Depuis que les terrains de Flato Developments ont été retirés de la ceinture de verdure en décembre, les registres de propriété montrent que Flato Developments a subdivisé la plus grande propriété et vendu 29,5 hectares à Torca UMV Inc. pour 62 millions de dollars en avril, soit plus de quatre fois le montant initial de 15 millions de dollars payé pour le terrain en 2017. Les registres de propriété montrent également que Flato Developments a transféré le reste du terrain à une société dirigée par Weixiang Wang, président de Wyview Group, pour 2 $. Les ventes ont d'abord été rapportées par le Toronto Star.

Enquête publique demandée

Le commissaire à l'intégrité a constaté que M. Ford avait été tenu dans l'ignorance par M. Amato au sujet du processus de sélection des terrains dont le zonage serait modifié et qu'il avait appris quels terrains seraient visés pour la première fois le 2 novembre 2022, peu avant que le cabinet ne se réunisse pour en discuter.

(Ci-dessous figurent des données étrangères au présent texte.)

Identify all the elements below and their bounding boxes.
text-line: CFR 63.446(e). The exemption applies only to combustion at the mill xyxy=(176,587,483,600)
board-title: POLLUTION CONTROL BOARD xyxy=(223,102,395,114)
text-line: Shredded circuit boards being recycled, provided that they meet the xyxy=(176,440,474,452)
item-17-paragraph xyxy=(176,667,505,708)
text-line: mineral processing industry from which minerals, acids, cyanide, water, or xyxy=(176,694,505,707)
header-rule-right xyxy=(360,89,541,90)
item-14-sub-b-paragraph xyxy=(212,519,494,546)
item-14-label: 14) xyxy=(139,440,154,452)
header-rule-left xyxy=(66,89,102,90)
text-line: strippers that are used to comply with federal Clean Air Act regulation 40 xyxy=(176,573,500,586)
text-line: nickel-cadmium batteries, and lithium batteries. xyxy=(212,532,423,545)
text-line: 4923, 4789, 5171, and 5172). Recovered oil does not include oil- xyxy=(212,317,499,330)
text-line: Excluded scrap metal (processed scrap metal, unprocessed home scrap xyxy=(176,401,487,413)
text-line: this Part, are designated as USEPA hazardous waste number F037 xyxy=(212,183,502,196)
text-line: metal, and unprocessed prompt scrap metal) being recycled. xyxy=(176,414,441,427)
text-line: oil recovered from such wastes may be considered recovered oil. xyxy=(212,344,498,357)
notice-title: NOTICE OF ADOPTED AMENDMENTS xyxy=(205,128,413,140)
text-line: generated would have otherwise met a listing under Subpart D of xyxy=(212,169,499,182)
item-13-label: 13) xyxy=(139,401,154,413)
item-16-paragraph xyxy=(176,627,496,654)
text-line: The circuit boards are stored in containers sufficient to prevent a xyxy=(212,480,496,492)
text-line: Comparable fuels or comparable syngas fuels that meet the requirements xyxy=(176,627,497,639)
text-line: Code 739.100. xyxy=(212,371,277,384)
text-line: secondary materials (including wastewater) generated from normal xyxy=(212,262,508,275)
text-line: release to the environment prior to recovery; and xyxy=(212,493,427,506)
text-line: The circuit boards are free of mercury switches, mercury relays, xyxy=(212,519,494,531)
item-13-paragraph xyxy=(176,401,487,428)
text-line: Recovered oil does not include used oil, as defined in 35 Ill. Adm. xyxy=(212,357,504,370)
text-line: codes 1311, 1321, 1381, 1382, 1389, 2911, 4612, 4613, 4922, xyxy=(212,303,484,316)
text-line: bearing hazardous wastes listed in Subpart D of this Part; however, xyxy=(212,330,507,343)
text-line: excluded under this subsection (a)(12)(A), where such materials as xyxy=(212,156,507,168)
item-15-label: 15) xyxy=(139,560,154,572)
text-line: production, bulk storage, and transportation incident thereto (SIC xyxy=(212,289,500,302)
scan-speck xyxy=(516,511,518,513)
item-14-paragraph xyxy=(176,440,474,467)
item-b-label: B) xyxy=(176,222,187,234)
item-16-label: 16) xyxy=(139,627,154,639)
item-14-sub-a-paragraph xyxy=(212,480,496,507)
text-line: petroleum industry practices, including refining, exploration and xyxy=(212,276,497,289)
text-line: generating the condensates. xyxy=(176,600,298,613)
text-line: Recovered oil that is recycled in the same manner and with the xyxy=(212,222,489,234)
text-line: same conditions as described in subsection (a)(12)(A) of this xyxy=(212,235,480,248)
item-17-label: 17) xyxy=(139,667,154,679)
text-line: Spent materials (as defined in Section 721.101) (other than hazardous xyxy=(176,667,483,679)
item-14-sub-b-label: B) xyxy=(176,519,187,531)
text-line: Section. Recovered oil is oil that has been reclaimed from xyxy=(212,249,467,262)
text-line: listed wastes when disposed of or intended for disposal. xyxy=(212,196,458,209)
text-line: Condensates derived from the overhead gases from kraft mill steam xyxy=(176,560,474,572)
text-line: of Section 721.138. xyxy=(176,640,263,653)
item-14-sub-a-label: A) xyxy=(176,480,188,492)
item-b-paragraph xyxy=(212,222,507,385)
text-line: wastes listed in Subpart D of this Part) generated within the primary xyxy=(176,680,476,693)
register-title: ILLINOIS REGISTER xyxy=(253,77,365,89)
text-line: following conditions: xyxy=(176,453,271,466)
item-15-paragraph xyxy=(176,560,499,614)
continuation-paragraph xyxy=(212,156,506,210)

La conseillère municipale de Markham, Karen Rea, a déclaré que le rapport du commissaire à l'intégrité a créé l'impression que les personnes impliquées, en particulier M. Rehmatullah, n'ont pas été franches dans leurs réponses.

Je ne comprends pas pourquoi il a fallu un deuxième entretien pour que cette information soit dévoilée, a-t-elle déclaré.

Mme Rea réclame une enquête publique pour mettre fin aux spéculations et accusations.

Je pense que si nous organisons une enquête publique qui, vous savez, dévoilera ce qu'il s'est passé, qui savait quoi ou […] qui ne savait pas quoi, peut-être que nous pourrons tous tourner la page, a-t-elle déclaré.